As of now the evaluation of concussion patients relies heavily on the patient’s self-evaluation of various symptoms (Vagnozzi, et al., 2010). It is, however, possible that asymptomatic patients, including those who are never diagnosed with a concussion, will not have fully recovered from their injuries. The use of MRI technology that allows the measurement of the ratio of metabolites in the brain has shown that metabolic imbalances occur following a concussion and that the metabolite ratios within the brain do not correct themselves until long after the patient is asymptomatic (Vagnozzi, et al., 2010). This is also supported by concussive studies conducted on rats. Creed, et al. demonstrated that while symptoms such as edema and cognitive impairment were only noticeable within the first three days following the trauma, degeneration of the axons as well as impaired axonal conductance were apparent for up to 2 weeks (Creed, et al., 2011). Therefore, the resolution of traditional concussion symptoms does not mean that “cellular dysfunction” has also been resolved (Creed, et al., 2011).
An understanding of the physiological consequences of concussions may help to improve the ability of medical and training personnel to successfully diagnose mild traumatic brain injuries and protect patients from suffering further damage during the recovery period. The transition from symptomatic monitoring and treatment of concussions to a more quantitative biological approach will most likely result in longer periods of reduced activity than previously thought necessary.

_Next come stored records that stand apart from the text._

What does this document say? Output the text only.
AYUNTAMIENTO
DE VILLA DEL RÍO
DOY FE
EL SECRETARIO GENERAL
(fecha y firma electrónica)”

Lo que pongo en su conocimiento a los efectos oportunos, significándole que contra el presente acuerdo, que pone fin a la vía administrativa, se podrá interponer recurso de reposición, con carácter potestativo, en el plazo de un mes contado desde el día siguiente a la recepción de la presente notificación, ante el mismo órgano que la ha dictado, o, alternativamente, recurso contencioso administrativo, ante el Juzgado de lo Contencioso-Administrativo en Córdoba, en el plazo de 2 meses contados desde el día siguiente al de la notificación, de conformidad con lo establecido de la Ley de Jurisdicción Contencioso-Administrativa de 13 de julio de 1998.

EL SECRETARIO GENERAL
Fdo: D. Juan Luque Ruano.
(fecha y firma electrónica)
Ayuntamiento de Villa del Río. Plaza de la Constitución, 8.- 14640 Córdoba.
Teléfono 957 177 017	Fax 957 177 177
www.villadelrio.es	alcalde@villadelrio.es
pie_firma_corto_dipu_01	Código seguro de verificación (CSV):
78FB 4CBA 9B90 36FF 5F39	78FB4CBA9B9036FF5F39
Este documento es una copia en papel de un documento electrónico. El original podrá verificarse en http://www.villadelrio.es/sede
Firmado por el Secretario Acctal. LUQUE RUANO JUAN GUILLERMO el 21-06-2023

As of now there are multiple grading systems for concussions, with different organizations and practices using different grading systems. Three prominent concussion grading guidelines are the 2 sets of Cantu guidelines, an older and a newer version, developed by Dr. Robert Cantu in conjunction with the American Academy of Neurology and guidelines developed by The Colorado Medical Society in 1991 that were more restrictive than the first set of Cantu Guidelines and are used by the NCAA. All three grading systems contain 3 different concussion severity levels, but differ in the severity of the symptoms that constitute each grade (eg. loss of consciousness or not, length of time for amnesia to subside, etc.) (American Association of Neurological Surgeons). There are many other guidelines that also exist (Clinical Psychology Associates of North Central Florida, P.A.), making the grading of concussions too variable
As of now, the treatment for mild traumatic brain injury/concussion is rest, with Tylenol taken as a pain reliever for headaches. Stronger, more potent narcotic based pain relievers seem to provide little relief for concussive headaches (American Association of Neurological Surgeons).